Lab 8 – Description | Edwin's HomePage @ the UvA

Objectives

The objectives for this experiment is to research the performance enhancement achieved by using SIMD instructions.

Getting started

This lab will run only on Linux-based systems. For each experiment the non-SIMD version is provided and your task is to implement the SIMD version. The non-SIMD source code is available here:

Source - Lab 8

More in-depth article can be found here

http://sites.utexas.edu/jdm4372/2016/11/05/intel-discloses-vectorsimd-instructions-for-future-processors/

You will use the so called intrinsic, these are functions that map one-to-one on an assembly instruction.. You can find the overview of all the intrinsics on the following page

https://software.intel.com/sites/landingpage/IntrinsicsGuide/

Inside each part there is a Makefile. To compile and test your programs run make run. For each program it will run multiple times and will print the number of cycles used by the non-SIMD program and the SIMD versionof the program. If the results from both programs (SIMD and non-SIMD) are equal it will print CORRECT.

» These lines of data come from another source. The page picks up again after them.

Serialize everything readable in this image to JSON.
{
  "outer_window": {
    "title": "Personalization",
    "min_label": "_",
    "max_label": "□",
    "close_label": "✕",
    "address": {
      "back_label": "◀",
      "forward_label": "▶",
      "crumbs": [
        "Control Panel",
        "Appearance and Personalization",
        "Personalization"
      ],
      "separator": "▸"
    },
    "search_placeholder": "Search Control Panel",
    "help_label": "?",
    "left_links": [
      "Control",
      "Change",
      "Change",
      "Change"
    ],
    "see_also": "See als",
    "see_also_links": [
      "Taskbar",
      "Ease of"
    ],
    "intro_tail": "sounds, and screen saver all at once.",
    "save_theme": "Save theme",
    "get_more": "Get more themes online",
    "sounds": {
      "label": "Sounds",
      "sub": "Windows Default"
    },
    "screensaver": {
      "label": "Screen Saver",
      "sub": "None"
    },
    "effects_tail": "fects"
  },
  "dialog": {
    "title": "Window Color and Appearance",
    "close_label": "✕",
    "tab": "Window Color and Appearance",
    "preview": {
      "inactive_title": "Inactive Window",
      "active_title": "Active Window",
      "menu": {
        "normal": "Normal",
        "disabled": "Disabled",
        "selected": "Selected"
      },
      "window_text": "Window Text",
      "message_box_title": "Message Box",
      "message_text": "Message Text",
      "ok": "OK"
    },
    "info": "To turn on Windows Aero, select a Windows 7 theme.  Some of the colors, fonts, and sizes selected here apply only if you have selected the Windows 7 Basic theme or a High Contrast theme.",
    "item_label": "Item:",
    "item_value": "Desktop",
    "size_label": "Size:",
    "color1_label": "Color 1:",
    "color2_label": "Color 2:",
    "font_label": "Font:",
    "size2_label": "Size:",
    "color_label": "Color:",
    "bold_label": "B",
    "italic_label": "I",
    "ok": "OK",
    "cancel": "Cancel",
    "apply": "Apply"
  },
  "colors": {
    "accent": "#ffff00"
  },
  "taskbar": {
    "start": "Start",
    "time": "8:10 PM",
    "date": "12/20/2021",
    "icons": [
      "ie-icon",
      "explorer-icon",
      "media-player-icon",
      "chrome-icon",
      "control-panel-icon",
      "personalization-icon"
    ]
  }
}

To load int valuess use the following function call, change <array> and <multiplication factor> to your values:

 _mm_load_si128((__m128i const*)(<array> + <multiplication factor> * i));

SSE
SSE (Streaming SIMD Extensions) is a set of instructions added to the x86 instruction set that makes SIMD possible. The instructions work on 128bit registers. One 128bit register can contain: 2 double precision floats, 4 single precision, 16 8bit ints, 8 16bit ints, 4 32bit ints or (<– de r) 2 64bit ints.

Intrinsics syntax
The intrinsics have a specific syntax. For example:

 _mm_add_ps

The _mm states that it works on 128bit registers and is the prefix for all SSE functions. The _add is the operation and the _ps stands for packed single.

That means it works on multiple single precision floats. _pd stands for packed doubles. _epi{8,16,32,64} stands for it works on int’s where the number is the amount of bits.

Questions

Part one

1. Explain for both experiments (1 and 2) the performance difference between the first and succeeding runs.

exp 1. Use the provided code to load and store the data from and to the memory. Your task is to add 5 to every number inside the a array.

Implement the void sseFunction(float* a, float* b, int size) 
Function inside add.c.

a is the memory where the input resides. b is the memory where the result must be stored.

exp 2. Calculate the following polynomial x^2+3x+2.

Implement the void sseFunction(float* a, float* b, int size) Function inside poly.c.

Part two
2. This experiment the Pythagorean theorem is used to calculate the length of the hypotenuse.

Implement sseFunction(float* a,float* b,float* c, int size) inside functions.c

Part three
3. This next assignment you will normalize 4d vectors.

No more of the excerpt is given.